Say I have network A and network B. I wish to SSH from network A to network B. Hence, I would set a route from network A to B, and in the stateful firewall, I will allow a rule for Network A to B at port 22. In this case, do I still need to create a rule to allow Network B to Network A on all ports, since there is TCP handshake? I believe we do not have to, since it's "stateful"? But how does it work?
In this case, do I still need to create a rule to allow Network B to Network A on all ports, since there is TCP handshake? But how does it work?
No, you do not need to do so because the traffic already took place in both directions. It is based on the stateful inspection principle (called also dynamic packet filtering) in which the stateful firewall not only relies on the rules set for it to function but is able to memorize information within dynamic state tables about the incoming and outgoing of the network packets.
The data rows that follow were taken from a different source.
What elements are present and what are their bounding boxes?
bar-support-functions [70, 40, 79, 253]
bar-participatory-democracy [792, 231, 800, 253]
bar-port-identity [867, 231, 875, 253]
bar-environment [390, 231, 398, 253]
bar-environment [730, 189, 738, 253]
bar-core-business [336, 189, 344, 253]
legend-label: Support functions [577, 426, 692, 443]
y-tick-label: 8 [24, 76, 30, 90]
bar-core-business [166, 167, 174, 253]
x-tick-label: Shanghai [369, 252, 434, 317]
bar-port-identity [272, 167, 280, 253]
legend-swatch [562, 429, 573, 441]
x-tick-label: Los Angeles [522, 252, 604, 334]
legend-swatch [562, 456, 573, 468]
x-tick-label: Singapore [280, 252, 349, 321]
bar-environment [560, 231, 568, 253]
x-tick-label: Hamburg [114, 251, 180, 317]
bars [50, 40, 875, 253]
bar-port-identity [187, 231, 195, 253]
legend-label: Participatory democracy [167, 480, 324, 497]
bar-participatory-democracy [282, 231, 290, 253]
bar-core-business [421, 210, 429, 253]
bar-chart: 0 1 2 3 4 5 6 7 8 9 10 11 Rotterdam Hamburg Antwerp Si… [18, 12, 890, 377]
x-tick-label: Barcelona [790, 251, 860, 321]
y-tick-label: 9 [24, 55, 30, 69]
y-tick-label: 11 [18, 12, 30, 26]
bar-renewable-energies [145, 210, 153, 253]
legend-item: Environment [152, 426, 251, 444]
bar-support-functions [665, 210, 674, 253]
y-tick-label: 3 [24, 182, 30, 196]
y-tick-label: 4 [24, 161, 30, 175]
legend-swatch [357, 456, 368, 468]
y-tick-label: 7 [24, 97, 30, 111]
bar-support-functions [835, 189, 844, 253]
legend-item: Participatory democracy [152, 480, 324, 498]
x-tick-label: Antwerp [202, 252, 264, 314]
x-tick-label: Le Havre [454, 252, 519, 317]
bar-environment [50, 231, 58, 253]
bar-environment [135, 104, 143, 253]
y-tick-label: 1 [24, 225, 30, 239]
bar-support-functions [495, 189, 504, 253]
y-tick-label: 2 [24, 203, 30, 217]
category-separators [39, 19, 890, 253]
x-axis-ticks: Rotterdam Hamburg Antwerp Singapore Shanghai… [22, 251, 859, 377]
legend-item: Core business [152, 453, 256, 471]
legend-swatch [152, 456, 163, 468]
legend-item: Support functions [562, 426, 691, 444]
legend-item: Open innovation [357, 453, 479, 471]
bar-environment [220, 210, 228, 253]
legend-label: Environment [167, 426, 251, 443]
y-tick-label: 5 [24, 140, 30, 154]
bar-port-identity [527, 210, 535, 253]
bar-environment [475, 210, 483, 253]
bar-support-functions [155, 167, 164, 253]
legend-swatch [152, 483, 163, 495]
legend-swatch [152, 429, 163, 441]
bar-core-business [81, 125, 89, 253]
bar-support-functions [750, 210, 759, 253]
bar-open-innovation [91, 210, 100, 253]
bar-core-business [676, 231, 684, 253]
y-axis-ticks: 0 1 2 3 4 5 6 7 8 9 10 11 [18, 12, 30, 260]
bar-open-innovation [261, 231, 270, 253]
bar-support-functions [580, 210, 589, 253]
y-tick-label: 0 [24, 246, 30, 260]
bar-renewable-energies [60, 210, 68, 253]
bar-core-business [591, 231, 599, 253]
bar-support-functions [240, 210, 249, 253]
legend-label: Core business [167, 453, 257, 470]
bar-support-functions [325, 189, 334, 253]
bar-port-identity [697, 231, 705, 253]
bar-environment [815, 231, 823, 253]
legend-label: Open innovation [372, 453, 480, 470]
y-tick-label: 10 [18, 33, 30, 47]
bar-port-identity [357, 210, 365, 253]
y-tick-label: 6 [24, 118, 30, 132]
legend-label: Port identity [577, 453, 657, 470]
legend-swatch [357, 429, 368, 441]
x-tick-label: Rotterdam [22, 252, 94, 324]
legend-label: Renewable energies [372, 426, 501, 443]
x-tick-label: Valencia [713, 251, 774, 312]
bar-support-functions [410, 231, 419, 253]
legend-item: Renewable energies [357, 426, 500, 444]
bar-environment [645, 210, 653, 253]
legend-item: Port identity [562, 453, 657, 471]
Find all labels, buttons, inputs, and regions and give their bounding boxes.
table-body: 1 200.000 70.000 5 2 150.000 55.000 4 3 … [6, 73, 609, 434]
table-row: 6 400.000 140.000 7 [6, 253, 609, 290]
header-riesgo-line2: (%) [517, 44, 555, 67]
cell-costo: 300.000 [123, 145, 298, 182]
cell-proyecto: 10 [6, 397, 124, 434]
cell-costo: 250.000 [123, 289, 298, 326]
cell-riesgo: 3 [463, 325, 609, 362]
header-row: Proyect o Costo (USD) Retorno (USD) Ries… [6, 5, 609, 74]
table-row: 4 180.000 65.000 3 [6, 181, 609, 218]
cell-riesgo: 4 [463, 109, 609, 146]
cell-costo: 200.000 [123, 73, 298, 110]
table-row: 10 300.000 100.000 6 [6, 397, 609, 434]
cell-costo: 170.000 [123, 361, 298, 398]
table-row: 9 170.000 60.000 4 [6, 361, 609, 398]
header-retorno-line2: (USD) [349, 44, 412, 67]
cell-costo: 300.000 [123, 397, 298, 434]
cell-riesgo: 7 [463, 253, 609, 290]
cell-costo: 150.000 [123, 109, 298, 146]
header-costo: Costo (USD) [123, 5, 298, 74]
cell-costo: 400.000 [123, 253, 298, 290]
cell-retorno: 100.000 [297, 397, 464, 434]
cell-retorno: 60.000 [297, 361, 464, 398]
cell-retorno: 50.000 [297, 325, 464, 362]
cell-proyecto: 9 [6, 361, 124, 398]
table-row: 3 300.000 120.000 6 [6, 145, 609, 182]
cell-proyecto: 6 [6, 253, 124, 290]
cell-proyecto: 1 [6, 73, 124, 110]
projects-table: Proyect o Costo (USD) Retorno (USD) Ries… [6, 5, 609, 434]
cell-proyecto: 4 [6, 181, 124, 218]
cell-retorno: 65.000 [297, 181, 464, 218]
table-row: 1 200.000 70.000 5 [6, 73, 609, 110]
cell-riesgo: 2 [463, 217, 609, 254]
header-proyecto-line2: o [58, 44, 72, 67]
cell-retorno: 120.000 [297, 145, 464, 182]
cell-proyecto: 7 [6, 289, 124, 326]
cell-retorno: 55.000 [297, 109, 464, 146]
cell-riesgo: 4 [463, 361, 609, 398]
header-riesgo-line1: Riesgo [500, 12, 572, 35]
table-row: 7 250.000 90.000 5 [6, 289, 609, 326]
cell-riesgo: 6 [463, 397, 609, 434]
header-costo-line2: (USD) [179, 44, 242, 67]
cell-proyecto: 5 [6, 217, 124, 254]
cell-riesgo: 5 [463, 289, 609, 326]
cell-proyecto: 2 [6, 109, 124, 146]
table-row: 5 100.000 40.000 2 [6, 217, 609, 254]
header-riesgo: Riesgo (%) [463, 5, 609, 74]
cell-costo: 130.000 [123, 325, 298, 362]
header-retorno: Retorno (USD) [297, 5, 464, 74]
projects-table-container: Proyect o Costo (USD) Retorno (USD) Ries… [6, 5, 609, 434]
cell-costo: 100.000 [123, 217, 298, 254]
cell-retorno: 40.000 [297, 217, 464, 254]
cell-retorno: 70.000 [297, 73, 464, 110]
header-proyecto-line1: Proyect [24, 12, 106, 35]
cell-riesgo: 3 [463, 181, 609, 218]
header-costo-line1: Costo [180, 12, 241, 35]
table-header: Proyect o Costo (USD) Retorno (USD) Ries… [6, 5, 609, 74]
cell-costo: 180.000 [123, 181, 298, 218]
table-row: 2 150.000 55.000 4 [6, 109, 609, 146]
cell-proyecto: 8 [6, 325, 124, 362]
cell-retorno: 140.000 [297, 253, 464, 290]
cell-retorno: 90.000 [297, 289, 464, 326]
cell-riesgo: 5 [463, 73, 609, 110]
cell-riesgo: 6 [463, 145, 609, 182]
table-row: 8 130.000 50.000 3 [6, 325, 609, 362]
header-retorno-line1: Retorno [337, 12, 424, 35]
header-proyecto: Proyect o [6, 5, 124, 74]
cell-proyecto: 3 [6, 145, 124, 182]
Such information is the one hold by the header of the packet such as the destination, the source the protocol used and the port number in use. These information is used by the firewall to decide whether to allow or not pass a packet. It monitors the exchange of packets in both direction (A and B), opening holes in the firewall for each communications session on an as-needed basis , and then close the holes as soon as they're no longer needed for authorized traffic.
Note that this philosophy used by such firewall to function is not totally safe. Some attacks are done by triggering an internal host to generate a TCP packet that (thanks to the dynamic inspection principle used by the firewall) will change the firewall's internal state and enable an attacker to establish a TCP connection to a filtered port through the firewall.